I was hearing the same questions I used to hear when I was a kid. A few years back, I started to answer children by saying, "What do you think happened?" My friend's son Casper asked me whether a burglar had stolen my leg. A kid at my daughter's school asked whether a lion had eaten it.

In a museum one day, a boy asked whether it had fallen off in the toilet. Turning the question back on kids was a neat way of deflecting it, plus their answers were always funny. And in the back of my mind, I was wondering whether there might be a story in all this.

I decided to write my own book on disability

As a literary agent, I've always received submissions for children's books written by parents of children with disabilities. These parents write about disability for the best of reasons because they want to see their children represented on the page. But none of the submissions ever rang true for me. It's hard to write about disability if you don't have firsthand experience.

Then I received one submission from an illustrator named Karen George, who hadn't intended to write about disability. But her main character was a one-legged teddy bear. I didn't take on her story, but I suggested we might collaborate on a new one that I could tell. She generously agreed.

Then it was time to pull it all together: my childhood memories of the playground, being asked that question again and again as I got older, meeting Lucy and seeing how people responded to her disability as opposed to mine, returning to the playground as a father with my own kids.

Because here's the thing: Being asked deeply personal questions by strangers — questions like "What happened to you?" and if you're a wheelchair user or have other visible differences, "What's wrong with you?" — can be one of the most difficult things disabled people face in their day-to-day lives.

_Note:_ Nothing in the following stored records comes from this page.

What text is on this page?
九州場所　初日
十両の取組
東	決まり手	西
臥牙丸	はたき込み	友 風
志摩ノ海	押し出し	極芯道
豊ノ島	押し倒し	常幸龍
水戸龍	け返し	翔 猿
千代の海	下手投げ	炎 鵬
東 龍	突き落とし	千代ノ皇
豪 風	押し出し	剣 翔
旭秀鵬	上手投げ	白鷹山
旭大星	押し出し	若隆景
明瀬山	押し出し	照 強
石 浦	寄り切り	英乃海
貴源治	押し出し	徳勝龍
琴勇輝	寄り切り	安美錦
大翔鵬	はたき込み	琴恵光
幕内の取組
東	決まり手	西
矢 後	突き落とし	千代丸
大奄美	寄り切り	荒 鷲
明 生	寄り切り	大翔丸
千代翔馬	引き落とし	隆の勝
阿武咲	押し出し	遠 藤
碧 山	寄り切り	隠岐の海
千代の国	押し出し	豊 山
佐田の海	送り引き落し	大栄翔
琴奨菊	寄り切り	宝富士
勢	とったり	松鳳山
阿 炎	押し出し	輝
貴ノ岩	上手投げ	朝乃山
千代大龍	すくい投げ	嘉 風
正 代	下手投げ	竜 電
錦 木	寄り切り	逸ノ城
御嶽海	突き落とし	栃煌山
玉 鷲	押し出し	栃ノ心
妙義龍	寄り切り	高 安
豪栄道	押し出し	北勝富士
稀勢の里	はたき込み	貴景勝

Those questions single you out, remind you of your difference, and demand you tell someone your most intimate, traumatic truths, just to satisfy their passing curiosity.

I wanted to write a book that showed readers how that feels from a disabled child's perspective. I wanted them to walk in Joe's shoe.

In "What Happened to You?" a boy named Joe is playing pirates at the playground, but children keep asking what happened to his leg. He doesn't feel like telling that story, and eventually, the children learn they don't need to know what happened and Joe's game looks more fun anyway. My hope is that both children and the adults who read to them learn that asking a disabled person to share their medical history is like asking a person why they're bald — only a bit more traumatic (I presume). Fundamentally, "What happened to you?" is a very personal question, and even children have to learn that we don't ask personal questions of people we don't know.

Having a visible disability might be like being a really low-level celebrity: none of the glamour but all of the stares. Writing my own story as a picture book with a cartoon version of me on the cover and seeing that book being read in schools and sold around the world in different languages — it feels cathartic. At last, I've been able to put my dramatic appearance to good use. It even gives me a very modest degree of actual celebrity, at least, in my daughters' eyes.